You can even go OMAD (one meal a day) but if you eat the same amount worth of 3 or 4 meals, you're not being effective.
 
@lavjesusworshiper I second this, I’ve lost 3 % body fat this summer doing OMAD —BUT— I’ve been using MCT oil in the mornings an assist to get my body fat adapted, then break it with protein + water shake. Then I have my one meal. (Lost 3% BF, increased muscle by 1.5% in 4 weeks)
 
@jodiw If fasting makes it easier for you to eat at a caloric deficit, then it's a good way to cut. But really all you need is the caloric deficit. Meal timing, etc does not really matter with respect to weight loss.
 
@katie4469 Thanks for the confirmation. I wasn’t fasting at the beginning of my cut and I was coping fine as well but it’s quite convenient for me. And a coffee before my morning workout is all I need!
 
@jodiw Fasting only works in the sense that it typically reduces caloric intake (by forcing people to eat within a window). However, There isn’t any inherent benefit that’s going to make any marginal difference from eating the exact same foods/total calories over a longer period during the day.

The best way to be consistent in my experience is eat when you’re hungry, but count your calories/macros for the first month or two (or longer) to make sure you’re staying in a deficit. It shouldn’t feel obsessive (If it does you may want to change) but it should help you understand portion sizing while your body adjusts to less total food during meals. Eating high protein meals will not only help preserve gains, but also make food more satiating with less cal, so try to prioritize that as well.

Finally, there are 100 ways to do it, as long as you’re healthy, eating balanced meals and in a deficit, then the way you go about it is up to you, this has just been the method I’ve had the most success with. Good luck!
 
@jodiw Just some personal advice on fasting.

While daily fasting (16:8, 20:4 etc) is a good way to restrict calories what I tend to prefer is longer more infrequent fasts. Say 1 or 2 24hr fasts a week and then the rest of the time eating pretty much at maintenance.

This makes it so fasting is the anomoly in your week and not the norm. I think this is important as the body may compensate for the constantly reduced calories by downgrading your NEAT and general output.

I find fasting works better when it's not the norm and you eat at maintenance the rest of the time.
 
@mrbrain I get where you’re coming from and this does make sense. For me personally I make dinners with my wife in the evening and have leftovers for lunch the next day so from a logistical pov this wouldn’t work for me :)
 
@jodiw If one of your goals is to maintain/gain muscle, whether on a calorie deficit or a surplus, never do fasting.

If you enjoy really want to fast because you enjoy it, go ahead, but keep in mind that it is one of the worst methods for achieving a calorie deficit(assuming muscle is important for you).

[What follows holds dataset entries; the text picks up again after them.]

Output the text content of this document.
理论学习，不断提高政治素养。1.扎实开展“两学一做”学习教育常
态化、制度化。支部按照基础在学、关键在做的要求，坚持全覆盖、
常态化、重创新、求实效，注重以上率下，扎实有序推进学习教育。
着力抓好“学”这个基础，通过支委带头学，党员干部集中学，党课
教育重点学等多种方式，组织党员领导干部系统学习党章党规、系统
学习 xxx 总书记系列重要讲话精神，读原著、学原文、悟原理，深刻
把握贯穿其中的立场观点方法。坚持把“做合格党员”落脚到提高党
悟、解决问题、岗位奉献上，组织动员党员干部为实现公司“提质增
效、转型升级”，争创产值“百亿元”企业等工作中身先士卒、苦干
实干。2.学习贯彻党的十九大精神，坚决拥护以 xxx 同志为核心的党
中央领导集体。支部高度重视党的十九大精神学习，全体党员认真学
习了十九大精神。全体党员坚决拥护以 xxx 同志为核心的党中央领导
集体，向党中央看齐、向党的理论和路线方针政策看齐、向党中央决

Edit: I am wrong, apparently there is no problem with intermittent fasting on a cut, what is bad is having your workout be in your fasting window(due to having much lower performance than you would otherwise) and I swapped the two ideas.
 
@glmlost This isn’t correct.

Fasting is just a way to restrict calories. At the end of the day it’s calories in and calories out. If fasting works for you, do it. If it does not. Don’t. Fasting will not help or hurt your muscle gains. what will hurt is not eating enough calories and protein. Yes you should eat in the anabolic window after lifting. But really you should just worry about eating enough and getting enough protein.

Fasting works for me. I eat my first meal at 12-13:00 and then I have a big dinner.

If you’re trying to lose fat, try a slight caloric deficit
If you’re trying to gain weight try a slight surplus
 
@barnabyjones While you can definitely fast when trying to gain muscle or lose fat. It’s definitely not optimal for either.

It may suit the individual though if eating in the small window helps hunger and the ability to stick to the diet.